As angústias, ansiedade e sentimentos manifestados pelo arguido no tempo que antecedeu a prática do crime, com respeito às suas relações com a vítima, nomeadamente por causa do namoro desta (factos 25 a 33 e 45 a 51), revelando e sendo consequência de uma injustificada atitude de não aceitação do comportamento desta, de intolerância e de interferência na sua autonomia, não podem ser positivamente valorados na determinação da pena. Não estando demonstrado que estivesse afetado na sua capacidade, que mantinha, de se autodeterminar e de manter o seu juízo crítico (facto 33), impunha-se ao arguido comportamento diverso, que, por todos os meios ao seu alcance, sendo um indivíduo disciplinado e com boa capacidade de autocontrolo (facto 48) e tendo treino de tiro e experiência com armas (facto 28), o afastassem de praticar o ato que cometeu, determinado a tirar a vida à sua filha (facto 14), efetuando 4 disparos com a arma, a uma distância de cerca de um metro, dirigidos à cabeça, ao pescoço e ao tórax (ponto 13), que lhe provocaram os graves ferimentos descritos no ponto 10 e 11, deixando a vítima, uma jovem médica, de 26 anos, na condição de tetraplégica, com todas as limitações e dependências de tratamentos e acompanhamento para o resto da vida.

O modo de execução do facto não deixa de revelar, apesar do seu contexto social e familiar, consideráveis qualidades desvaliosas de personalidade e falta de preparação para manter uma conduta lícita, manifestada no facto [n.º 2, al. f) do artigo 71.º do CP], que releva negativamente, de forma severa, quer por via da culpa quer em vista das exigências de prevenção especial de ressocialização.

A favor do arguido, como reconhecem as instâncias, milita o comportamento anterior ao crime, o facto de não ter antecedentes criminais, a dedicação da sua vida à sua filha e os sentimentos que, no seu lado positivo, a ela o uniam, como descrito nos pontos 18 a 24 e 40 a 43 da matéria de facto.

28. Assim, ponderando os comprovados fatores relevantes para a determinação da pena, nos termos do artigo 71.º do Código Penal, tidos em conta no acórdão recorrido, não se encontra fundamento que justifique um juízo de discordância relativamente à decisão sobre a medida da pena, a qual, na consideração desses fatores, não se mostra fixada em violação dos critérios de proporcionalidade legalmente impostos, em vista da realização das suas finalidades de protecção do bem jurídico protegido e de reintegração (artigo 40.º do Código Penal).

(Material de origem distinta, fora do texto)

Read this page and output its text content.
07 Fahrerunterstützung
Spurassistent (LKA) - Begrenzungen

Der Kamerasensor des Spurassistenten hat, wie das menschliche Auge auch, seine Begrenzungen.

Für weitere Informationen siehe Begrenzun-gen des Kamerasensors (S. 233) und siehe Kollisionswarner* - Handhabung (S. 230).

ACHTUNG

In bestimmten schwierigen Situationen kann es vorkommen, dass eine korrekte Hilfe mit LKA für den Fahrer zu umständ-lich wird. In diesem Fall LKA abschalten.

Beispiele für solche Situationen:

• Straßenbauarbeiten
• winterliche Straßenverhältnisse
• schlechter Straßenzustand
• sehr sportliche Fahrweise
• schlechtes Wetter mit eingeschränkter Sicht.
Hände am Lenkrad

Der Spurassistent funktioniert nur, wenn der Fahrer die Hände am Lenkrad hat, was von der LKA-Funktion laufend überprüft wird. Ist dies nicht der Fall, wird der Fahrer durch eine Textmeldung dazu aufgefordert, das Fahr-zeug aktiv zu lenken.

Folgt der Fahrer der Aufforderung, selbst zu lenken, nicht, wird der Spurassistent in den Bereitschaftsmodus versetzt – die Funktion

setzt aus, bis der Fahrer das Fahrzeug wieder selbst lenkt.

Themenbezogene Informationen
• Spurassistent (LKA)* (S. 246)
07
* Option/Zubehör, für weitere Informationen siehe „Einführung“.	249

Pelo que improcede também o recurso nesta parte.

Quanto a custas

29. De acordo com o disposto no artigo 513.º do CPP (responsabilidade do arguido por custas), só há lugar ao pagamento da taxa de justiça quando ocorra condenação em 1.ª instância e decaimento total em qualquer recurso. A taxa de justiça é fixada entre 5 e 10 UC, tendo em conta a complexidade do recurso, de acordo com a tabela III anexa ao Regulamento das Custas Processuais.

III. Decisão

30. Pelo exposto, acorda-se na Secção Criminal do Supremo Tribunal de Justiça em julgar improcedente o recurso do arguido AA, mantendo-se a decisão recorrida.

Custas pelo recorrente, fixando-se a taxa de justiça em 5 UC.


Supremo Tribunal de Justiça, 29 de junho de 2023.